Ramón Gómez de la Serna, en su despacho.

A la hora del camposanto, donde Alberti veía «un túnel de oro, de espejos malos» hacia la muerte, Ramón Gómez de la Serna observaba todo aquello de los nichos y las lápidas como «una gran botica fracasada». Excluir la genialidad del segundo frente a la del primero es una españolísima patología, acaso llamada miopía. También Jardiel estudió el asunto funerario: «La medicina es el arte de acompañar al sepulcro con palabras griegas».

Es posible que a la luz del microscopio solo brille una generación del 27, la de los poetas, la de los Alberti, Lorca, Cernuda y Aleixandre. Pero desde la luna y con telescopio, se percibe el brillo de otro grupo, tal vez mucho menos preocupado por salir en los libros escolares en el capítulo de la intelectualidad –si fuera el de la crema, otro cantar sería-, desde allí se observa la polvareda levantada por todos esos genios que retomaron la mejor tradición del humor español, la ensancharon y la sirvieron en bandeja de oro para las generaciones posteriores que quisieran prestarle atención. O no. Porque ante todo no vivían obsesionados con su propia trascendencia.

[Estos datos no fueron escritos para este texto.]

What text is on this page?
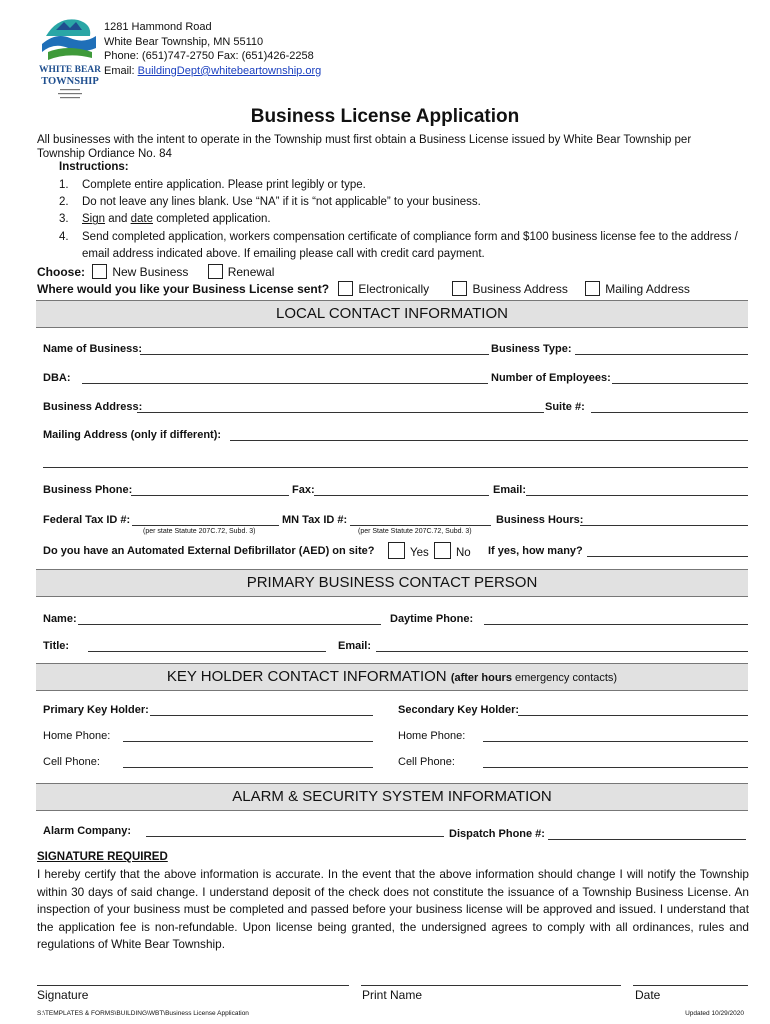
WHITE BEAR
TOWNSHIP
1281 Hammond Road
White Bear Township, MN 55110
Phone: (651)747-2750 Fax: (651)426-2258
Email: BuildingDept@whitebeartownship.org
Business License Application
All businesses with the intent to operate in the Township must first obtain a Business License issued by White Bear Township per Township Ordiance No. 84
Instructions:
1. Complete entire application. Please print legibly or type.
2. Do not leave any lines blank. Use “NA” if it is “not applicable” to your business.
3. Sign and date completed application.
4. Send completed application, workers compensation certificate of compliance form and $100 business license fee to the address / email address indicated above. If emailing please call with credit card payment.
Choose: New Business	Renewal
Where would you like your Business License sent? Electronically	Business Address	Mailing Address
LOCAL CONTACT INFORMATION
Name of Business:	Business Type:
DBA:	Number of Employees:
Business Address:	Suite #:
Mailing Address (only if different):
Business Phone:	Fax:	Email:
Federal Tax ID #:	MN Tax ID #:	Business Hours:
(per state Statute 207C.72, Subd. 3)	(per State Statute 207C.72, Subd. 3)
Do you have an Automated External Defibrillator (AED) on site?	Yes No If yes, how many?
PRIMARY BUSINESS CONTACT PERSON
Name:	Daytime Phone:
Title:	Email:
KEY HOLDER CONTACT INFORMATION (after hours emergency contacts)
Primary Key Holder:	Secondary Key Holder:
Home Phone:	Home Phone:
Cell Phone:	Cell Phone:
ALARM & SECURITY SYSTEM INFORMATION
Alarm Company:	Dispatch Phone #:
SIGNATURE REQUIRED
I hereby certify that the above information is accurate. In the event that the above information should change I will notify the Township within 30 days of said change. I understand deposit of the check does not constitute the issuance of a Township Business License. An inspection of your business must be completed and passed before your business license will be approved and issued. I understand that the application fee is non-refundable. Upon license being granted, the undersigned agrees to comply with all ordinances, rules and regulations of White Bear Township.
Signature	Print Name	Date
S:\TEMPLATES & FORMS\BUILDING\WBT\Business License Application	Updated 10/29/2020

Basta comparar sus epitafios:

«Aquí yace un enamorado de la vida», se lee, profundo y lírico, en el del poeta Jorge Guillén. Pragmático, cínico y visionario se muestra en cambio Jardiel Poncela: «Si buscáis los máximos elogios, moríos». Y en el de Mihura, la risa hasta la muerte: «Ya decía yo que ese médico no valía mucho».

Ramón Gómez de la Serna y el individualismo suicida

Si la generación del 27 que ha pasado a los libros de texto fue cerrada, colectivista y exclusiva –no me disparen, pero a ratos sobrevalorada-  la «otra», la del humor, fue abierta, vaga y, en cierto modo, de un individualismo suicida: Ramón Gómez de la Serna llegó a decirlo abiertamente: «No tengo generación. No soy de ninguna generación. Tanto he luchado solo, que tengo que hacer esta declaración». A fin de cuentas él fue el llanero solitario de la aventura de un nuevo humor. Lo explica bien Jardiel: «Sin Ramón Gómez de la Serna, muchos de nosotros no seríamos nada. Lo que el público no pudo digerir entonces de Ramón, se lo dimos nosotros masticado y lo aceptó sin pestañear».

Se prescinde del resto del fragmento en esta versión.